The FEIBA^® NovoSeven^® Comparative Study (FENOC)—A Randomized Evaluation of By-Passing Agents in Hemophilia Complicated by Inhibitors.

The occurrence of inhibitors in severe hemophilia A can make replacement with factor VIII concentrates insufficient for treatment of acute hemorrhages. An alternative is use of bypassing agents. The FEIBA® NovoSeven® Comparative Study (FENOC) is a randomized multicenter equivalence trial conducted in Europe and North America to study the efficacy of two bypassing agents. The usual framework of testing for differences between effectiveness of two treatments is not the focus in an equivalency trial. Instead, one tests that there is no clinically significant difference between treatments. In FENOC, the goal was to show that FEIBA® and NovoSeven® differed by less than 15% in efficacy.

Subjects age 2+ with factor VIII deficiency, a history of inhibitor and need for bypassing agents were eligible. An episode of ankle, elbow, or knee bleeding was treated with one dose of FEIBA® and two doses of NovoSeven® with crossover between the options for the following episode. Subjects reported evaluation of the hemostatic effect 2, 6, 12, 24, 36, and 48 hours after treatment. The primary endpoint was hemostatic effect at 6 hours. Differences in pain, rated using the visual analog scale (VAS), and subject’s evaluation of when bleeding had stopped were secondary endpoints. The target sample size was 60 pairs of treatments.

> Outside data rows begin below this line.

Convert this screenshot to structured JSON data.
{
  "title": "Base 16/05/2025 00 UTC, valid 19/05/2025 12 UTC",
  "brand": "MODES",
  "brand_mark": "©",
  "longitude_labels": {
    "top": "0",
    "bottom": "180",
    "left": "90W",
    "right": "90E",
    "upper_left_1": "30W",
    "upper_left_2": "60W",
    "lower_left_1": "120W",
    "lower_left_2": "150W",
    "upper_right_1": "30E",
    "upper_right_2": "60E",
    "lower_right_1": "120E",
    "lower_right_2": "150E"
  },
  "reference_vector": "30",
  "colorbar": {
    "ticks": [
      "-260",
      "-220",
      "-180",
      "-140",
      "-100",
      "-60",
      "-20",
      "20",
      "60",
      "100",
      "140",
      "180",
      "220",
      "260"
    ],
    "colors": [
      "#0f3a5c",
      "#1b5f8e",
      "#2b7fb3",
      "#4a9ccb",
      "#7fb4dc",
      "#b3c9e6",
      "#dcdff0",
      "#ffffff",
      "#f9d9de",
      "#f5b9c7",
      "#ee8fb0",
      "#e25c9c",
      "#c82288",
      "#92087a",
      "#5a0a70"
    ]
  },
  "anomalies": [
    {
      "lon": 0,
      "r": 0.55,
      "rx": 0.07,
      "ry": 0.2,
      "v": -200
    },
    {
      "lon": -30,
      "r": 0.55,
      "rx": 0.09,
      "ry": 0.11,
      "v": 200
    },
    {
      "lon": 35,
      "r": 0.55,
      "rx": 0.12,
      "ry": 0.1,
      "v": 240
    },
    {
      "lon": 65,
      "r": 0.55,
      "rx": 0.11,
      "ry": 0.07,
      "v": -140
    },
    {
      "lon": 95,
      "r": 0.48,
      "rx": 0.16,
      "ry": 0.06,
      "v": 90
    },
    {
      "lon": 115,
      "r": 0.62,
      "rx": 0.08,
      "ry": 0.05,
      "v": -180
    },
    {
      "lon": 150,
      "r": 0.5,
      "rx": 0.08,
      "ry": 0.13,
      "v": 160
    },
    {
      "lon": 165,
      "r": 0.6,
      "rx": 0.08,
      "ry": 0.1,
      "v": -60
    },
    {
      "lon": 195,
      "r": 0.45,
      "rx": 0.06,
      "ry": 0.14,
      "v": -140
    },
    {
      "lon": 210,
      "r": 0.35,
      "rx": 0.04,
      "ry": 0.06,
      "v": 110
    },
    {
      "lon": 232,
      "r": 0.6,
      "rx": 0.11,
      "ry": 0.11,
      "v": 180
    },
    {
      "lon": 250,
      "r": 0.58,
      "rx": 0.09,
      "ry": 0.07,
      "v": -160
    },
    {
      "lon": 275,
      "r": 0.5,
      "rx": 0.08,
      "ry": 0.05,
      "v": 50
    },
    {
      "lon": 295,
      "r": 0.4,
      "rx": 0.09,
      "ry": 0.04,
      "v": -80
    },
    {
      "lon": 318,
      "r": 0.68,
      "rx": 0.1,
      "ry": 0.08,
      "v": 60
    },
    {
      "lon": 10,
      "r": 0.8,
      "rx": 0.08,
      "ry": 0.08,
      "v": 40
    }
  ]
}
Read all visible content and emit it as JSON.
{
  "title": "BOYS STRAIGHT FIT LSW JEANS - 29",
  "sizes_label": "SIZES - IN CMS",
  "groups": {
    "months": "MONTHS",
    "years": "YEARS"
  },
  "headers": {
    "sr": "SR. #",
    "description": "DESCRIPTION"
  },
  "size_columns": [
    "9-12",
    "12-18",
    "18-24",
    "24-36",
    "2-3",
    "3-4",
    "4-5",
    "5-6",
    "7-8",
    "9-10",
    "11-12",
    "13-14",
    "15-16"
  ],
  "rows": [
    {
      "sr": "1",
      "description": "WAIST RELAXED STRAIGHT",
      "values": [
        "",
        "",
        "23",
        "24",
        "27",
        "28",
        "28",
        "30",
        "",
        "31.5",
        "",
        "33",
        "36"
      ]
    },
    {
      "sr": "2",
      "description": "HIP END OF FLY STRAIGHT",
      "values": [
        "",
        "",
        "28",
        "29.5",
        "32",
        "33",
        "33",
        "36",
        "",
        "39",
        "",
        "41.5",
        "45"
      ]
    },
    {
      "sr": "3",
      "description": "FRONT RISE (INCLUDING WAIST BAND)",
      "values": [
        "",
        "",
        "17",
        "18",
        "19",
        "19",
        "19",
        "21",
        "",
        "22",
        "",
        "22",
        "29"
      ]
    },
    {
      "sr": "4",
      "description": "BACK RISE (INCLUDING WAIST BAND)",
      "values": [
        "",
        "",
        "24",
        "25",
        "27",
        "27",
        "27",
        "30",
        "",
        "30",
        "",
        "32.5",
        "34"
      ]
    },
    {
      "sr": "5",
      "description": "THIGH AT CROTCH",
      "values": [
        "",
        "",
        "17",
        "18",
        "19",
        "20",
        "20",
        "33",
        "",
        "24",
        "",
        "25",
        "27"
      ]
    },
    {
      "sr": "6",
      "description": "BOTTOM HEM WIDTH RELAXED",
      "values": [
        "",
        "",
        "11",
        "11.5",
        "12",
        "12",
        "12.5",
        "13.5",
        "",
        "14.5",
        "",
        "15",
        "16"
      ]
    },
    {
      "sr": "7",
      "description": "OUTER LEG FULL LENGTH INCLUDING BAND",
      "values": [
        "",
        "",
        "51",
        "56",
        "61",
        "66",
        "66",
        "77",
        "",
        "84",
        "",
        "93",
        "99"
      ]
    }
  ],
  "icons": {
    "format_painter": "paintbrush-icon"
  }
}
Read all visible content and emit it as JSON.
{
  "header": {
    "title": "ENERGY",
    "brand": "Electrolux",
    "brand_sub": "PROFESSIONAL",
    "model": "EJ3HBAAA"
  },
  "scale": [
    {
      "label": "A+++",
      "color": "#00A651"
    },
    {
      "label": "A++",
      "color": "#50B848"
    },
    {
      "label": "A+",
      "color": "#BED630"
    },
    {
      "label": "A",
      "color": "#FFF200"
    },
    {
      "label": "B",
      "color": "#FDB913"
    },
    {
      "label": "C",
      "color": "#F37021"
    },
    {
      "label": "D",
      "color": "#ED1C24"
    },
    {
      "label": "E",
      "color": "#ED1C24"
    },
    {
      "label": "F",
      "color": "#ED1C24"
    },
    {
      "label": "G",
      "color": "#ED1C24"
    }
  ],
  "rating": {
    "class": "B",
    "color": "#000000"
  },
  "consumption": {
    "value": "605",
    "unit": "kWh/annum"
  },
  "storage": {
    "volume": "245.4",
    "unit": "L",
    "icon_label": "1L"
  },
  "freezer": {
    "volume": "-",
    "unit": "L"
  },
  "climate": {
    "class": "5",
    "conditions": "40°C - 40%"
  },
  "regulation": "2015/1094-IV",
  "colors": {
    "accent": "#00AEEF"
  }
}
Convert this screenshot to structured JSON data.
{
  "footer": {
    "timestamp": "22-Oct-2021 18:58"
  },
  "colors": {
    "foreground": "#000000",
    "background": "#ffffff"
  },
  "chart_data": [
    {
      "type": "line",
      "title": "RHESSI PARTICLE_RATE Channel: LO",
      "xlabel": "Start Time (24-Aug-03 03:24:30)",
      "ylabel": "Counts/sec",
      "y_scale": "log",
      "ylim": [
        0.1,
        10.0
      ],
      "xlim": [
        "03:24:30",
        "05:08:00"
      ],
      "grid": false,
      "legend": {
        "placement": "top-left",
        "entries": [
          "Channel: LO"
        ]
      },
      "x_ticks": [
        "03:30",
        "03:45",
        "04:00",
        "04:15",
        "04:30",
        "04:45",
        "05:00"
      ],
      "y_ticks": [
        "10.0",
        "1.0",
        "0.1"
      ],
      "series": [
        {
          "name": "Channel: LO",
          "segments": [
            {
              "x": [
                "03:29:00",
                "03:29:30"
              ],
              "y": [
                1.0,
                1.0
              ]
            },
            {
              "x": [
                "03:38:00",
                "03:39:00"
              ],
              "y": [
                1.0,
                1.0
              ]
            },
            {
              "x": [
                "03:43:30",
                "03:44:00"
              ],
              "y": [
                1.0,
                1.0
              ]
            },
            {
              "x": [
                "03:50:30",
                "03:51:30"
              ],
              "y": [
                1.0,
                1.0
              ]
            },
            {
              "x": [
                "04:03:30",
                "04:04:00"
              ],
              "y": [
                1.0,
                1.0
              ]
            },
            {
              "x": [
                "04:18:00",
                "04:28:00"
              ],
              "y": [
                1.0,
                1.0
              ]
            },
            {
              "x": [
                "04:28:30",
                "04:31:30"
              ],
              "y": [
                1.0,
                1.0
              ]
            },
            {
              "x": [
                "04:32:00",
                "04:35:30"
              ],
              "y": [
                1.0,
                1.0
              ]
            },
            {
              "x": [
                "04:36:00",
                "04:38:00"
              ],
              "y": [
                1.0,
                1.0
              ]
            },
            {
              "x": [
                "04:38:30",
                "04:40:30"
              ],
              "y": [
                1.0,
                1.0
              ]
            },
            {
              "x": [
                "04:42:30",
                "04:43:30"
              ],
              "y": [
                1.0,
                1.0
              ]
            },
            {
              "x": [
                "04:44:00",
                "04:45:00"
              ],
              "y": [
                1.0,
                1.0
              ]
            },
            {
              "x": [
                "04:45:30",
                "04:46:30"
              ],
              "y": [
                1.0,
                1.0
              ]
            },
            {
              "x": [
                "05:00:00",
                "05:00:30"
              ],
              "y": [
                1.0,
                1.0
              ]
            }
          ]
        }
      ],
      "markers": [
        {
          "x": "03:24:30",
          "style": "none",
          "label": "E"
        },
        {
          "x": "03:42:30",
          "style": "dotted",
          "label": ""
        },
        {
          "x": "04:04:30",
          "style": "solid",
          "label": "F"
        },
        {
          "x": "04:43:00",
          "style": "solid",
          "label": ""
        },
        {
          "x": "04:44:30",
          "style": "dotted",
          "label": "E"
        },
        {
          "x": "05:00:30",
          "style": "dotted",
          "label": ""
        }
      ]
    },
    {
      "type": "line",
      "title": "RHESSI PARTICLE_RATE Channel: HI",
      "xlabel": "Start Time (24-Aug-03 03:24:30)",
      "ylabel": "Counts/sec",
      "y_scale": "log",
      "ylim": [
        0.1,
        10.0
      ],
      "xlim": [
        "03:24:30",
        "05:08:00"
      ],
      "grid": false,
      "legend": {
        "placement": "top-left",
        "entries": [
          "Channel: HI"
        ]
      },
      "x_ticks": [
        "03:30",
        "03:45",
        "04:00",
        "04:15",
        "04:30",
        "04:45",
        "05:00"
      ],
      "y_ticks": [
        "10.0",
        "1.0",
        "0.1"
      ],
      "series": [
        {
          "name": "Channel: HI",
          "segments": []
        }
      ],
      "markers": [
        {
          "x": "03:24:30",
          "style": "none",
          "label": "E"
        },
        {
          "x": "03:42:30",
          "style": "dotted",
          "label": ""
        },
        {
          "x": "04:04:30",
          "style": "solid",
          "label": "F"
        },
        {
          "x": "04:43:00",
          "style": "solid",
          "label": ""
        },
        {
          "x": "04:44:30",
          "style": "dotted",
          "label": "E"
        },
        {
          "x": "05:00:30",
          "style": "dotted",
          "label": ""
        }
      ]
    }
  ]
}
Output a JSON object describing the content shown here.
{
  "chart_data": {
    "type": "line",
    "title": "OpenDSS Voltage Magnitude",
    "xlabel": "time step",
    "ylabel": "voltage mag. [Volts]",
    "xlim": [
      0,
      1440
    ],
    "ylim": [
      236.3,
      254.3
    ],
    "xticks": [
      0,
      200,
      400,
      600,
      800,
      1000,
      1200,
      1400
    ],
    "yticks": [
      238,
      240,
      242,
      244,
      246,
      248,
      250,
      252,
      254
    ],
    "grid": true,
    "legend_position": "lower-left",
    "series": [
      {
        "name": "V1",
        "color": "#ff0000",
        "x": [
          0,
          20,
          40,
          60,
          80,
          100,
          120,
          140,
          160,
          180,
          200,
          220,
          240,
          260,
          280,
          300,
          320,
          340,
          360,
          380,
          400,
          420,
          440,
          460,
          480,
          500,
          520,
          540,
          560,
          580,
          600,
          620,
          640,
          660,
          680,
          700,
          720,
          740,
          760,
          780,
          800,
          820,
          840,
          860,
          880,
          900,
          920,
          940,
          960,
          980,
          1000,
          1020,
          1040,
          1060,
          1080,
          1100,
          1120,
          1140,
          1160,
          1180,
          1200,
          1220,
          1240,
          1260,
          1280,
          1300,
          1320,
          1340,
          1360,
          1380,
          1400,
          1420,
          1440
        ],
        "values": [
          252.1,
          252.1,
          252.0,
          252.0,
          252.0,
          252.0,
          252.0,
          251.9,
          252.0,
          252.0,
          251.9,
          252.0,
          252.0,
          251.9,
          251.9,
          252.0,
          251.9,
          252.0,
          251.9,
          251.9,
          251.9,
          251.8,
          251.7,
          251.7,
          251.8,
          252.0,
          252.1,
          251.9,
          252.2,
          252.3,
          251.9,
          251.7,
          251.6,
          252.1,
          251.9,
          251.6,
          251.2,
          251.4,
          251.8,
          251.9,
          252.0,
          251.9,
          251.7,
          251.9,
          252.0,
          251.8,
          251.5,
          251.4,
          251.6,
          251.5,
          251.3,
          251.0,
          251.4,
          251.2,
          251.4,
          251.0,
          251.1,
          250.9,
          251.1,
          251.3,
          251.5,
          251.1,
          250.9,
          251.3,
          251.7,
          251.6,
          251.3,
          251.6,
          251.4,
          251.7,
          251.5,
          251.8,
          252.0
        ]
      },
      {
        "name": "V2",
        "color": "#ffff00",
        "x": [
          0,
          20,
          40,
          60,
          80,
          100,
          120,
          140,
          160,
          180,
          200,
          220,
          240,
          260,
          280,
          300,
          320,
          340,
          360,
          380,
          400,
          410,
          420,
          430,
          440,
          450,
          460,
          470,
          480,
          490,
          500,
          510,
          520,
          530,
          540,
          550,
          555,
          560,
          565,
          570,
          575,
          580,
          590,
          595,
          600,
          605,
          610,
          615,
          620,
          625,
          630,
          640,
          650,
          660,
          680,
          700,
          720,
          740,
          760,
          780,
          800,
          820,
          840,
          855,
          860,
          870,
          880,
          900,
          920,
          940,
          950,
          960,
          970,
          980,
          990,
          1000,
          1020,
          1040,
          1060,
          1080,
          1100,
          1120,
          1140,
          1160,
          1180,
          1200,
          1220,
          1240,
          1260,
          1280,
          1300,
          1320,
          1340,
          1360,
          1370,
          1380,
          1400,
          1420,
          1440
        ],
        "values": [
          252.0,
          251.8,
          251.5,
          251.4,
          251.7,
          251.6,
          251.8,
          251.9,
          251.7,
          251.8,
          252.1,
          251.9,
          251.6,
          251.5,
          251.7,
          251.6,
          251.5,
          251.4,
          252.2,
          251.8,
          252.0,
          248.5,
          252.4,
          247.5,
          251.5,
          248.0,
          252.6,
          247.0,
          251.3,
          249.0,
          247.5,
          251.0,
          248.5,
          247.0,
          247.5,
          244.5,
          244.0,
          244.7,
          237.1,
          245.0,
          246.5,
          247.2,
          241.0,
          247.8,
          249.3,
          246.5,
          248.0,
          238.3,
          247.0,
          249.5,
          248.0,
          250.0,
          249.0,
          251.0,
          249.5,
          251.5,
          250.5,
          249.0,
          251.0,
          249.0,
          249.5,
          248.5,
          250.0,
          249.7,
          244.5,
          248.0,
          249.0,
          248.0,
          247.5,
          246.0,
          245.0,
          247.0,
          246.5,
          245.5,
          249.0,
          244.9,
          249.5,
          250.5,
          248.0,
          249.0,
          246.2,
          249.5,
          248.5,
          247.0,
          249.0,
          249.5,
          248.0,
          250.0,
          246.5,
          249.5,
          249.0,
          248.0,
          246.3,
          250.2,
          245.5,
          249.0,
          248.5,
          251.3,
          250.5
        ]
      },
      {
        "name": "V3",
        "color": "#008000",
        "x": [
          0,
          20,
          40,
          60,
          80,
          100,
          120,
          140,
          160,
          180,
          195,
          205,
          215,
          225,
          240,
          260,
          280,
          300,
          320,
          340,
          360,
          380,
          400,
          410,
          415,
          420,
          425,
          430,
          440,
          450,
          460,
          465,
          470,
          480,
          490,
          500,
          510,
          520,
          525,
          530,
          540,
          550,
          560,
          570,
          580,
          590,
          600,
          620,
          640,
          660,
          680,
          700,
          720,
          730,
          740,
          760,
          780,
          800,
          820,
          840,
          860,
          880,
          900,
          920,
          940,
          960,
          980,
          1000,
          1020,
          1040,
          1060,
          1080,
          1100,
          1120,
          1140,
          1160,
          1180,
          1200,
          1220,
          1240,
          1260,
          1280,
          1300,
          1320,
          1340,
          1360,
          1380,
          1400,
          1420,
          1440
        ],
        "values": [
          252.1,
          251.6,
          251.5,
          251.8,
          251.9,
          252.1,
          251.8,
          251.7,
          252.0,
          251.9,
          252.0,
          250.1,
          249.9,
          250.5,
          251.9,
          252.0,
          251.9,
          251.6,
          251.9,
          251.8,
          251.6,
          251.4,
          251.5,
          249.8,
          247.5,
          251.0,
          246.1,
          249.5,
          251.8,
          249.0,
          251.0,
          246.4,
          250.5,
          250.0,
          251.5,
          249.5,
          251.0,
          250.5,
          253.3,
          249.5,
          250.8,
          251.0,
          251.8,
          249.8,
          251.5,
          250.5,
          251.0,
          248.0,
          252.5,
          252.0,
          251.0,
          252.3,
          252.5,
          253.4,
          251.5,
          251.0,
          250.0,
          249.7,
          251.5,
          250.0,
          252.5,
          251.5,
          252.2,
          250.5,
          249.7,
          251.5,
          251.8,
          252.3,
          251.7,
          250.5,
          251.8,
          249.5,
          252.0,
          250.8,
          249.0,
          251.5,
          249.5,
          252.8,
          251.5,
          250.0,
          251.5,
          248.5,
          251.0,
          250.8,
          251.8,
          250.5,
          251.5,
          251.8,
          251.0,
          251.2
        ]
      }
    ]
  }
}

Data were analyzed using a modified version of McNemar’s test proposed by Lee and Lusher (1991). The equivalence hypothesis was tested and an associated confidence interval was calculated. If the confidence interval was within plus or minus 15% (−15%, 15%) significance was declared at the 0.05 level.Sixty-six subjects in 25 sites were enrolled. Twelve withdrew prior to treatment, 2 had 1 treatment, and 4 had unresolved queries at study close. Forty-eight subjects completed both treatments. Results of the intent-to-treat analysis are reported. The median age was 27. Approximately 43% had knee bleeds, 32% elbow, and 20% ankle. The remaining 5% had bleeding episodes involving more than one joint (n=2) or hip (n=2) or shoulder (n=1) joints. One serious adverse event not related to study or treatment was reported. At 6 hours after treatment 80.9% of recipients of FEIBA® and 78.7% of recipients of NovoSeven® reported the treatment was effective. The confidence interval for the treatment difference was −11.4% to 15.7%, (p=0.059). About 32% of the recipients had effective relief with one treatment but not the other. The mean within pair difference in VAS scores at 6 hours (FEIBA®-NovoSeven®) was −2.3 mm. At 6 hours 76.1% of those treated with FEIBA® reported that bleeding had stopped compared to 65.2% of those treated with NovoSeven®. The confidence interval was −2.7%, 24.5% so we could not conclude that the difference between the two products was less than 15%. However, the treatments were determined to be equivalent with respect to subjects’ evaluation of cessation of bleeding at 24 and 48 hours. FEIBA® and NovoSeven® may have similar efficacy in the treatment of acute hemorrhages in patients with inhibitors, although this was not consistently demonstrated in the FENOC study. There appears to be variation among patients in response to each product.